More about RSS

As I’ve blogged before here, RSS (Really Simple Syndication or Rich Site Summary) is growing by leaps and bounds, and if you haven’t yet gotten on the bandwagon so that you can experience its benefits, you are really missing out on a neat technology. This week CNET has an explanatory article that contains a video tutorial that’ll take about 5 minutes to view and that will provide you an excellent overview.

An additional way to become familiar with RSS is to check out a service I recently discovered on the web that is a web based FREE service called bloglines that makes it possible to experience RSS without having to purchase a free standing RSS reader, like FeedDemon, which is the one I use.

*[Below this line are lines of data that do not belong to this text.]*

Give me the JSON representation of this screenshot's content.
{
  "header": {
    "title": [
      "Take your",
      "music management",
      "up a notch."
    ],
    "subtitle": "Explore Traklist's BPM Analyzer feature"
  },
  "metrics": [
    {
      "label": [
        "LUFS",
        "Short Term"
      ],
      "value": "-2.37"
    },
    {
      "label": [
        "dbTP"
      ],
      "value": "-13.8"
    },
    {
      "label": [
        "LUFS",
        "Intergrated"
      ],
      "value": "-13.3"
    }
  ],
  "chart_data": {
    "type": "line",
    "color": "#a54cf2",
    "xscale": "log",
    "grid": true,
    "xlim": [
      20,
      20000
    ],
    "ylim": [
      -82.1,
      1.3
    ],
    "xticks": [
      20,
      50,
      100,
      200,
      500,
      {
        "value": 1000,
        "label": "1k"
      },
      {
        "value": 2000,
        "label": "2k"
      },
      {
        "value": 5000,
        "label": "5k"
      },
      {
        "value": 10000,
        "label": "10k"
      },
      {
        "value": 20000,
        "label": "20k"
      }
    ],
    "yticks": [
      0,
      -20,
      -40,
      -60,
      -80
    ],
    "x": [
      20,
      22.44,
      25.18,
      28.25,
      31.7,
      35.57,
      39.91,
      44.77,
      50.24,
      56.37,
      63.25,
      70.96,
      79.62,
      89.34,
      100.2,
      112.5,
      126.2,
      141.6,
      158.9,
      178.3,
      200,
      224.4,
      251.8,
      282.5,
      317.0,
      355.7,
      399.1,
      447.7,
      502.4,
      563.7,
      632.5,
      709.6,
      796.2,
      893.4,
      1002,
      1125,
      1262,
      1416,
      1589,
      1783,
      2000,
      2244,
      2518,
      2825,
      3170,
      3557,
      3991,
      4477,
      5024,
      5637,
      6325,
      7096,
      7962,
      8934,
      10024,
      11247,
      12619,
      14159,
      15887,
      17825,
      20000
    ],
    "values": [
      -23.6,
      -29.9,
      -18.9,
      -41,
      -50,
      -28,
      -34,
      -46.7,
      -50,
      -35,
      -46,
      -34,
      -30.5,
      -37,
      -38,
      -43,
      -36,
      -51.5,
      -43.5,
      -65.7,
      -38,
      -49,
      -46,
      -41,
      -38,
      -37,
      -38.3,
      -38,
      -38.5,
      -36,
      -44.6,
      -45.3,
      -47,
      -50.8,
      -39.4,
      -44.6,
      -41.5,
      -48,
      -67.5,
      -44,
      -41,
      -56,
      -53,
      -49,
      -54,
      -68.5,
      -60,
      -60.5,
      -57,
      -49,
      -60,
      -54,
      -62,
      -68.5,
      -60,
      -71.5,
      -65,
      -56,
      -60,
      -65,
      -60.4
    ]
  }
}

Also recently in an email exchange with my friend Phil Petty, he asked, “is there any redundancy, for you, between FEED DEMON and CEO EXPRESS (the site I use as my home page)? You seem to have access to your favorite periodicals/newspapers through CEO Express; why duplicate efforts? Do you feel you need both? why? what am I missing here?”

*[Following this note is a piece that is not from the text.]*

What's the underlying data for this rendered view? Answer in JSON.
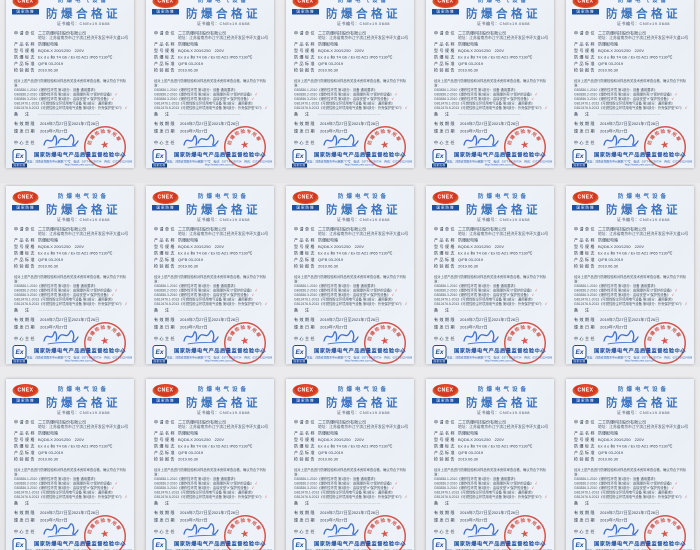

My answer to him was, “As I said in my first response there is no duplication in these two applications. Yes, there are links on CEO Express, but they are not actively updated with the content that changes at the web sites daily. The RSS reader will pull up the content of MULTIPLE web sites and display the ‘headlines’ of that content along with a brief summary of it.” Then I added, “The thing that I think you might benefit from is trying the RSS reader rather than trying to understand it completely in the abstract BEFORE you download it. [Your current] approach … implies you are going to make a purchase, so you’d better learn about it first. That’s not necessary with something like this. You should, instead (again, in my opinion) download it, install it, try it out and see whether it offers you anything that you find valuable. If it doesn’t, then you can remove it after your 30 day trial period is passed.”

My suggestion to Phil and to all of you is that you experience this capability and THEN decide whether or not you find it useful. I’m confident that once you’ve tried it you’ll find that it is so much more convenient than simply browsing to different web sites to see whether they have changed that you’ll come to see this service as essential to your use and enjoyment of the Internet.